Accurate quantification of WM lesion load is essential for the care of patients with multiple sclerosis. We tested whether the combination of accelerated 3D-FLAIR and denoising using deep ...learning-based reconstruction could provide a relevant strategy while shortening the imaging examination.
Twenty-eight patients with multiple sclerosis were prospectively examined using 4 implementations of 3D-FLAIR with decreasing scan times (4 minutes 54 seconds, 2 minutes 35 seconds, 1 minute 40 seconds, and 1 minute 15 seconds). Each FLAIR sequence was reconstructed without and with denoising using deep learning-based reconstruction, resulting in 8 FLAIR sequences per patient. Image quality was assessed with the Likert scale, apparent SNR, and contrast-to-noise ratio. Manual and automatic lesion segmentations, performed randomly and blindly, were quantitatively evaluated against ground truth using the absolute volume difference, true-positive rate, positive predictive value, Dice similarity coefficient, Hausdorff distance, and F1 score based on the lesion count. The Wilcoxon signed-rank test and 2-way ANOVA were performed.

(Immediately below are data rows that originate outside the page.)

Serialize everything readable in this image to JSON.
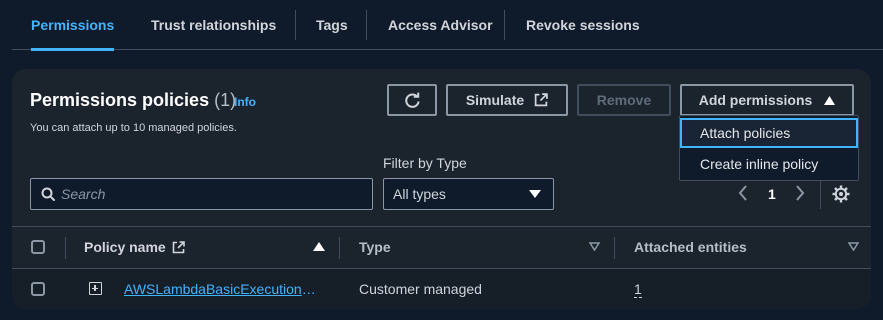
{
  "tabs": [
    {
      "label": "Permissions",
      "active": true
    },
    {
      "label": "Trust relationships"
    },
    {
      "label": "Tags"
    },
    {
      "label": "Access Advisor"
    },
    {
      "label": "Revoke sessions"
    }
  ],
  "panel": {
    "title": "Permissions policies",
    "count": "(1)",
    "info": "Info",
    "subtitle": "You can attach up to 10 managed policies."
  },
  "toolbar": {
    "refresh_icon": "refresh-icon",
    "simulate_label": "Simulate",
    "remove_label": "Remove",
    "add_permissions_label": "Add permissions"
  },
  "add_menu": {
    "items": [
      {
        "label": "Attach policies",
        "focused": true
      },
      {
        "label": "Create inline policy"
      }
    ]
  },
  "filter": {
    "label": "Filter by Type",
    "search_placeholder": "Search",
    "type_value": "All types"
  },
  "pagination": {
    "page": "1"
  },
  "table": {
    "columns": [
      "Policy name",
      "Type",
      "Attached entities"
    ],
    "rows": [
      {
        "policy_name": "AWSLambdaBasicExecutionRole",
        "type": "Customer managed",
        "attached_entities": "1"
      }
    ]
  },
  "colors": {
    "accent": "#42b4ff",
    "background": "#0f1b2a",
    "panel": "#1b232d"
  }
}
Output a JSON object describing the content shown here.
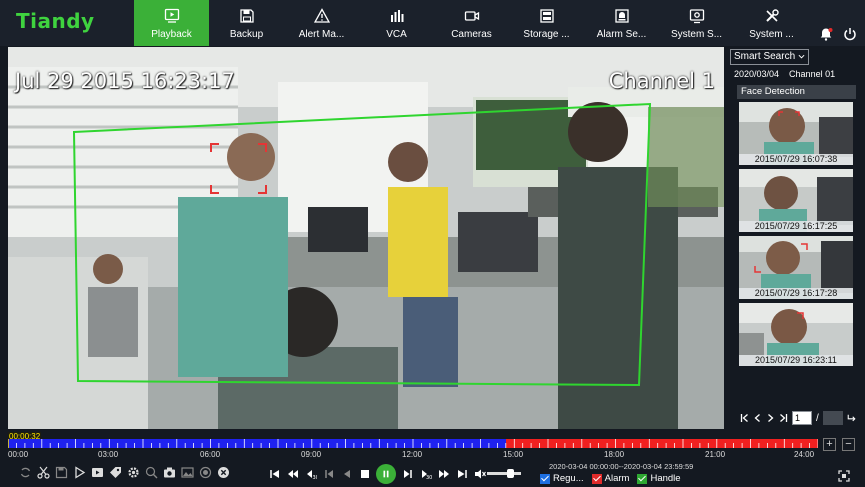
{
  "app": {
    "logo": "Tiandy"
  },
  "nav": [
    {
      "label": "Playback",
      "icon": "playback-icon",
      "active": true
    },
    {
      "label": "Backup",
      "icon": "save-icon"
    },
    {
      "label": "Alert Ma...",
      "icon": "alert-icon"
    },
    {
      "label": "VCA",
      "icon": "chart-icon"
    },
    {
      "label": "Cameras",
      "icon": "camera-icon"
    },
    {
      "label": "Storage ...",
      "icon": "storage-icon"
    },
    {
      "label": "Alarm Se...",
      "icon": "alarm-settings-icon"
    },
    {
      "label": "System S...",
      "icon": "system-settings-icon"
    },
    {
      "label": "System ...",
      "icon": "tools-icon"
    }
  ],
  "video": {
    "osd_time": "Jul 29 2015 16:23:17",
    "osd_channel": "Channel 1"
  },
  "side": {
    "search_mode": "Smart Search",
    "date": "2020/03/04",
    "channel": "Channel 01",
    "header": "Face Detection",
    "results": [
      {
        "time": "2015/07/29 16:07:38"
      },
      {
        "time": "2015/07/29 16:17:25"
      },
      {
        "time": "2015/07/29 16:17:28"
      },
      {
        "time": "2015/07/29 16:23:11"
      }
    ],
    "page_current": "1",
    "page_separator": "/"
  },
  "timeline": {
    "current": "00:00:32",
    "labels": [
      "00:00",
      "03:00",
      "06:00",
      "09:00",
      "12:00",
      "15:00",
      "18:00",
      "21:00",
      "24:00"
    ],
    "colors": {
      "regular": "#1f22f0",
      "alarm": "#f02020"
    }
  },
  "zoom": {
    "in": "+",
    "out": "−"
  },
  "footer": {
    "range": "2020-03-04 00:00:00--2020-03-04 23:59:59",
    "legend": [
      {
        "label": "Regu...",
        "color": "#1d6fe0"
      },
      {
        "label": "Alarm",
        "color": "#e02a2a"
      },
      {
        "label": "Handle",
        "color": "#2ea832"
      }
    ]
  },
  "colors": {
    "accent": "#3bb038",
    "brand": "#3fd33f",
    "detection_box": "#2fd52f"
  }
}
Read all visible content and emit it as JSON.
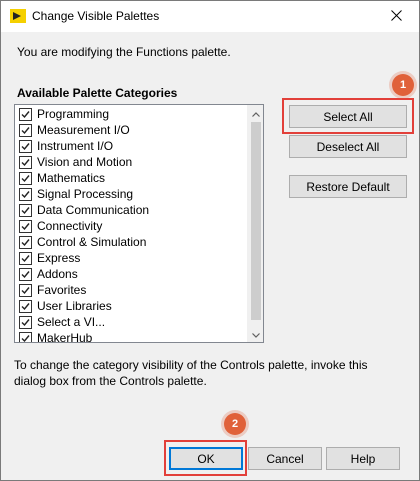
{
  "window": {
    "title": "Change Visible Palettes"
  },
  "message": "You are modifying the Functions palette.",
  "categories": {
    "label": "Available Palette Categories",
    "items": [
      {
        "label": "Programming",
        "checked": true
      },
      {
        "label": "Measurement I/O",
        "checked": true
      },
      {
        "label": "Instrument I/O",
        "checked": true
      },
      {
        "label": "Vision and Motion",
        "checked": true
      },
      {
        "label": "Mathematics",
        "checked": true
      },
      {
        "label": "Signal Processing",
        "checked": true
      },
      {
        "label": "Data Communication",
        "checked": true
      },
      {
        "label": "Connectivity",
        "checked": true
      },
      {
        "label": "Control & Simulation",
        "checked": true
      },
      {
        "label": "Express",
        "checked": true
      },
      {
        "label": "Addons",
        "checked": true
      },
      {
        "label": "Favorites",
        "checked": true
      },
      {
        "label": "User Libraries",
        "checked": true
      },
      {
        "label": "Select a VI...",
        "checked": true
      },
      {
        "label": "MakerHub",
        "checked": true
      }
    ]
  },
  "buttons": {
    "select_all": "Select All",
    "deselect_all": "Deselect All",
    "restore_default": "Restore Default",
    "ok": "OK",
    "cancel": "Cancel",
    "help": "Help"
  },
  "note": "To change the category visibility of the Controls palette, invoke this dialog box from the Controls palette.",
  "callouts": {
    "step1": "1",
    "step2": "2"
  },
  "colors": {
    "callout": "#e2403a",
    "badge": "#e0613a",
    "default_button_border": "#0078d7"
  }
}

Both image-quality evaluation and the various metrics showed deterioration when the FLAIR scan time was accelerated. However, denoising using deep learning-based reconstruction significantly improved subjective image quality and quantitative performance metrics, particularly for manual segmentation. Overall, denoising using deep learning-based reconstruction helped to recover contours closer to those from the criterion standard and to capture individual lesions otherwise overlooked. The Dice similarity coefficient was equivalent between the 2-minutes-35-seconds-long FLAIR with denoising using deep learning-based reconstruction and the 4-minutes-54-seconds-long reference FLAIR sequence.
Denoising using deep learning-based reconstruction helps to recognize multiple sclerosis lesions buried in the noise of accelerated FLAIR acquisitions, a possibly useful strategy to efficiently shorten the scan time in clinical practice.